The surgery was long and complicated. Then Dr. Murano had to take the patient back to the OR for bleeding. It was well after midnight when he got home. ICU nurse kept calling him with the updates and it didn’t sound like his patient was stable. Blood pressure was low, heart didn’t beat properly and intraaortic balloon couldn’t be put in synch with the its erratic contractions. The patient was fighting the ventilator and the sedative dropped his blood pressure even more. And then there was no urine output and it looked as now the kidneys were shutting down. Jack didn’t sleep entire night and at six in the morning, while driving back to the hospital, he was thinking of the case.
The surgery was done technically well and there was no major surprises. He couldn’t recall any major mistakes. There was nothing he thought of he could have done differently. The patient was old and frail and just didn’t respond to surgery well.
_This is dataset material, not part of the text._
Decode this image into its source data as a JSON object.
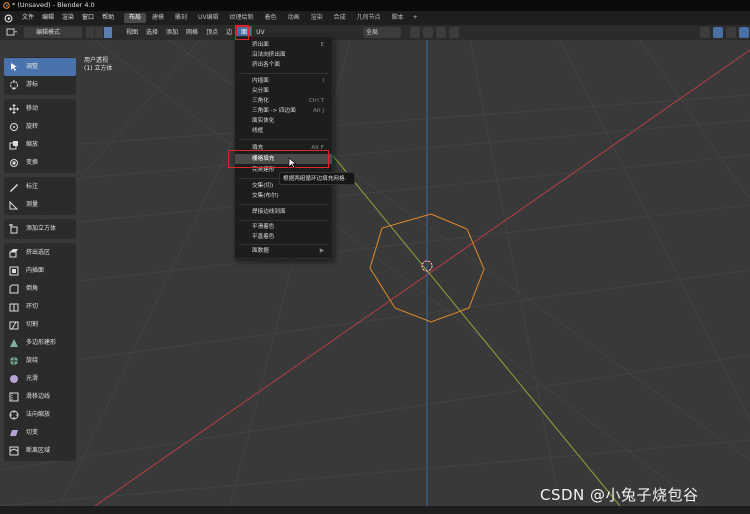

The next twenty-four hours will be critical and he will see if the patient will turn the corner and start to recover.
In ICU he spoke with Dara, the nurse working with his patient.
“He is on the ventilator, has an intraaortic balloon in and looks like we soon will have to dialyse him.” Dara was an experienced nurse and Jack liked working with her. “Where do you get all these interesting cases from, Dr. Murano? Could you give some of them to your partners?” They were good friends.
“I know, Dara. Sometimes it feels like I have a magnet for them.” Jack thought for a second.
“Do you know, Dara, what’s the definition of an interesting case?” She looked at him not knowing what to think. It was early in the morning and she was overwhelmed with all the work she had to do with his patient during her shift.
“The interesting case is the case someone else has problems with.” She knew it, she’s seen many of them.
If there will be no improvement by tomorrow, he will have to have a meeting with the family, discuss plans for the future and talk about their options. The most important thing will be to find what their expectations are.
By the next morning there was no improvement and they put the dialysis machine in his ICU room.
Jack scheduled family meeting in his office after the afternoon patients.
After the last patient had left, his patient’s daughter and son entered the office. They were quiet and really not sure what to expect.
“How is my father doing?” son seemed little unnerved. He really didn’t expect all the tubes in the patient’s body and the machines taking the free space in his room.
“Well,” Jack started, “his kidneys are not working well and we will have to start the dialysis today.”
The son was not happy and it showed. He was moving in his chair, sitting deep and then back to the edge. His hands were restless and his face worried. The sister was quiet and more composed.
“We are doing everything necessary, but he is responding poorly. His heart, lungs and kidneys are failing and he is critical.” Jack was looking at their faces and trying to gauge the responses. The woman was sitting still with her head down, her brother was agitated, fidgeting on his chair with an angry look on his face.
“Is there any hope?” She finally broke the silence.
“The hope is always there.” Jack said in a soft voice. The daughter’s face lit up some. “But I want to talk to you about what to do if there will be no improvement in your father’s condition.”
They looked at each other and then the daughter dropped head looking at her feet.
“What do you mean?” The son blurted out and suddenly became still.
“Well, in the case, when there will be no improvement, how long do you want us to keep him on the machines?” Jack thought he gave them an idea.
“What do you mean? You want us to stop the life support?” son was getting more angry.
“I want you to think how long do you want him to be kept alive by the machines, just in case when there will be no improvement,” Jack was getting more specific.
“Never!” the son was irate, “I will never allow to stop the machines and let my father die.” He was again agitated. “I want to do everything humanly possible to save my father!”
His sister looked at him.
“You just feel guilty for not spending enough time with him,” she said quietly. “Now you want to show that you care.”
He looked at her. “You were always a daddy’s girl, you should fight for him too.”
“I think the time for that was when he was alive.”
“He is not dead yet.”
“You know what I mean.” She was composed, but Jack could see her eyes welling.
Jack looked at them.
It’s going to be a long and windy road, he thought.